Agora, muitas estações abundantes abarrotaram os celeiros. A cheia dos rios arrastou florestas de traves destinadas a sustentar tetos de bronze de templos e palácios. Caravanas de escravos deslocaram montanhas de mármore serpentino através do continente. O Grande Khan contempla um império recoberto de cidades que pesam sobre o solo e sobre os homens, apinhado de riquezas e de obstruções, sobrecarregado de ornamentos e incumbências, complicado por mecanismos e hierarquias, inchado, rijo, denso.
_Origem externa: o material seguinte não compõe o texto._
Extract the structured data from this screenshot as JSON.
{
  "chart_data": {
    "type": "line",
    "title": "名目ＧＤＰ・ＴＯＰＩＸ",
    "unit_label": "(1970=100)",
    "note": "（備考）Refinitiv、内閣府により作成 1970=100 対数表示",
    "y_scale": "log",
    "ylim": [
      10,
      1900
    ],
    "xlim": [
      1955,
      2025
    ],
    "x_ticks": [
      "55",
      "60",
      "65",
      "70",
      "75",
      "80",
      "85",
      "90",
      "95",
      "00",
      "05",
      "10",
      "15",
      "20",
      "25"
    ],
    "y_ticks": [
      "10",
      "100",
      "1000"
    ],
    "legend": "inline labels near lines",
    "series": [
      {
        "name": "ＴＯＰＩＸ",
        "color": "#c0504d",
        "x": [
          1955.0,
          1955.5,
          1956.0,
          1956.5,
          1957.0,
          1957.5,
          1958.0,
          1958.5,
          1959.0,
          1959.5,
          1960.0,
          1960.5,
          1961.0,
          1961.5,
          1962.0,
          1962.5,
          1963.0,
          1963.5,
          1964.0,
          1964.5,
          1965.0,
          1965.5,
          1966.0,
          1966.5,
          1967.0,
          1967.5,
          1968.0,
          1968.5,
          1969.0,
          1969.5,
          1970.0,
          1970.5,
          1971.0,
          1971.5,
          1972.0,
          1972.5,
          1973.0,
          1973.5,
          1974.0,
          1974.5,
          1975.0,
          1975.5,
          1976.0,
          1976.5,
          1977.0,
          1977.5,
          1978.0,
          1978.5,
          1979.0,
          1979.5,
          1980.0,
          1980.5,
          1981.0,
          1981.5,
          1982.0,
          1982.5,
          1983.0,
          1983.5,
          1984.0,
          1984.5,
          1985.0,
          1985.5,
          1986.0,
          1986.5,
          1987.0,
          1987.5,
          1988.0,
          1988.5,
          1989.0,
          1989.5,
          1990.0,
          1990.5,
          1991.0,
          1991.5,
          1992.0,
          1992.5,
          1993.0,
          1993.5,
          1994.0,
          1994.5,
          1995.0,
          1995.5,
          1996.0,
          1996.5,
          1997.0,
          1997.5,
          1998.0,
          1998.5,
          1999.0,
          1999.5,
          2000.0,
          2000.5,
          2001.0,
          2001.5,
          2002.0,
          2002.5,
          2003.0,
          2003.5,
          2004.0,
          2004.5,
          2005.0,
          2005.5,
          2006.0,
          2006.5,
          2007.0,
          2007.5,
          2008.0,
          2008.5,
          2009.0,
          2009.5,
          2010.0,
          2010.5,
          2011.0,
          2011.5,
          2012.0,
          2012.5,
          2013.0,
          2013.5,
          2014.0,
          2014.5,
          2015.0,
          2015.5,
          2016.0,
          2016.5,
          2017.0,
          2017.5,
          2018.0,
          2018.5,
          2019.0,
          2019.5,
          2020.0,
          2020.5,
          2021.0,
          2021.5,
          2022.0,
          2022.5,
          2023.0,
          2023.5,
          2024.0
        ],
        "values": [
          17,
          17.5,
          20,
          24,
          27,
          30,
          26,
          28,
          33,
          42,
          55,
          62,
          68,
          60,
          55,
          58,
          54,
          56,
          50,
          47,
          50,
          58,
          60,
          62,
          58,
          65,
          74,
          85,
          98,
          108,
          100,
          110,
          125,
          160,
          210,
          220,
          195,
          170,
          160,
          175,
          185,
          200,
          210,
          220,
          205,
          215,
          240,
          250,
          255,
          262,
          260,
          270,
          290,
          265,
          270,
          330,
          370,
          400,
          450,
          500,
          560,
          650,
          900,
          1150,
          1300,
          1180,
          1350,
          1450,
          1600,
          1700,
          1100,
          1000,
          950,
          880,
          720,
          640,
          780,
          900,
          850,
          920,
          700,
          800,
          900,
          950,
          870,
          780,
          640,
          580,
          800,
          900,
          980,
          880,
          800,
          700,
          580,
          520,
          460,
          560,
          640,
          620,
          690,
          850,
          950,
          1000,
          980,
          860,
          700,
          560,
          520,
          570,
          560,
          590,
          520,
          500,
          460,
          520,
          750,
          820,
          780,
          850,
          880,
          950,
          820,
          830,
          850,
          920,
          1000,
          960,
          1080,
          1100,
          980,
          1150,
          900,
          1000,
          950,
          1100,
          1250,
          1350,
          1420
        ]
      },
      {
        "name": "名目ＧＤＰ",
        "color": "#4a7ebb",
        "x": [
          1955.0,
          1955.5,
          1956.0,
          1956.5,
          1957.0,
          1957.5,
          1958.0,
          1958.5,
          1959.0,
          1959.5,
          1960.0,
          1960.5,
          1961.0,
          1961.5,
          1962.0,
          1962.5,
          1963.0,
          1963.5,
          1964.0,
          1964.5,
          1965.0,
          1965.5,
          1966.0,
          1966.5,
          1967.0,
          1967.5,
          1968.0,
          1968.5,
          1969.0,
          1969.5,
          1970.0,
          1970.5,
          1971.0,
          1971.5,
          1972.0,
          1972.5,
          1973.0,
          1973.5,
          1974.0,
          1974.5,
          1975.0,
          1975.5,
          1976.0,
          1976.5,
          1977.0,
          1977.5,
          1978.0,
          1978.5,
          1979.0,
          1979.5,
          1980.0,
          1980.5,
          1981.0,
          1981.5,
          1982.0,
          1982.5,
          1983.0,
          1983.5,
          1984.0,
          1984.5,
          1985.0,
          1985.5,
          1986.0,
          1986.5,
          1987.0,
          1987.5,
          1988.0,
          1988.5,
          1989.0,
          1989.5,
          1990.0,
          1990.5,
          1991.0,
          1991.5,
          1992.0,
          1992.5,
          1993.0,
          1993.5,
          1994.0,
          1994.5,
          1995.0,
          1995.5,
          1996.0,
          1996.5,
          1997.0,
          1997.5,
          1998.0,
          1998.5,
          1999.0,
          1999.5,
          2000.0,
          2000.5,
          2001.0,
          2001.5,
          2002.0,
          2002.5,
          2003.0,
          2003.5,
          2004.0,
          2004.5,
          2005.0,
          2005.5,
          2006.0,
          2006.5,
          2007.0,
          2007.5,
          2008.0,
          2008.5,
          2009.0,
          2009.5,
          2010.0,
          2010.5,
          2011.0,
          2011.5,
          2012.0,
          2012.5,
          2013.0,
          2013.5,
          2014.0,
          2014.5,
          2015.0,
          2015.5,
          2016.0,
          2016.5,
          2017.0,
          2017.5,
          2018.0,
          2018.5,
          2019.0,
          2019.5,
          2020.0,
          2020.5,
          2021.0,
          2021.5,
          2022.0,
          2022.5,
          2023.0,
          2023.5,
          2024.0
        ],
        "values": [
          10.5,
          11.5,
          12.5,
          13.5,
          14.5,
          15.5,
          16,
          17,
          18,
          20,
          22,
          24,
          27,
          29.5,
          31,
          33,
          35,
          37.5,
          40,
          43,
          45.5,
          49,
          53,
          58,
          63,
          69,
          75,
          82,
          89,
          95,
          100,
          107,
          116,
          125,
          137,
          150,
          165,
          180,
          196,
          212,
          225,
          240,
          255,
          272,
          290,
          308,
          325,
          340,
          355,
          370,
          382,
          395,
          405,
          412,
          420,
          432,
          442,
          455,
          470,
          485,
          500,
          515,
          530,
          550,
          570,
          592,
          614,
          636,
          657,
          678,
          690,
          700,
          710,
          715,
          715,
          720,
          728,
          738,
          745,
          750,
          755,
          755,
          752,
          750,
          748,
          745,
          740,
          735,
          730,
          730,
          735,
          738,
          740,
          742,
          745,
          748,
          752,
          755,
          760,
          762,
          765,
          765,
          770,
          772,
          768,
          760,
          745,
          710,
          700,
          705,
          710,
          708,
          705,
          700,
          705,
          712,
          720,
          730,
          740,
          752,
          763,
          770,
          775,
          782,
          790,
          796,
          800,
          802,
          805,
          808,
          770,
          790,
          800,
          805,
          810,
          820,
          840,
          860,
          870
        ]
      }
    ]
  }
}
“É o seu próprio peso que está esmagando o império”, pensa Kublai, e em seus sonhos agora aparecem cidades leves como pipas, cidades esburacadas como rendas, cidades transparentes como mosquiteiros, cidades-fibra-de-folha, cidades-linha-da-mão, cidades filigrana que se vêem através de sua espessura opaca e fictícia.

– Conto o que sonhei esta noite – disse a Marco. – Em meio a uma terra plana e amarela, salpicada de meteoritos e massas erráticas, vi erguerem-se à distância as extremidades de uma cidade de pináculos tênues, feitas de modo que a lua em sua viagem possa pousar ora num pináculo ora noutro ou oscilar pendurada nos cabos dos guindastes.

E Polo:

– A cidade que você sonhou é Lalage. Os habitantes dispuseram esses convites a uma parada no céu noturno para que a lua permita a cada coisa da cidade crescer e recrescer indefinidamente.

– Há algo que você não sabe – acrescentou o Khan. – Agradecida, a lua concedeu à cidade de Lalage um privilégio ainda mais raro: crescer com leveza.

– ítalo calvino, As cidades invisíveis.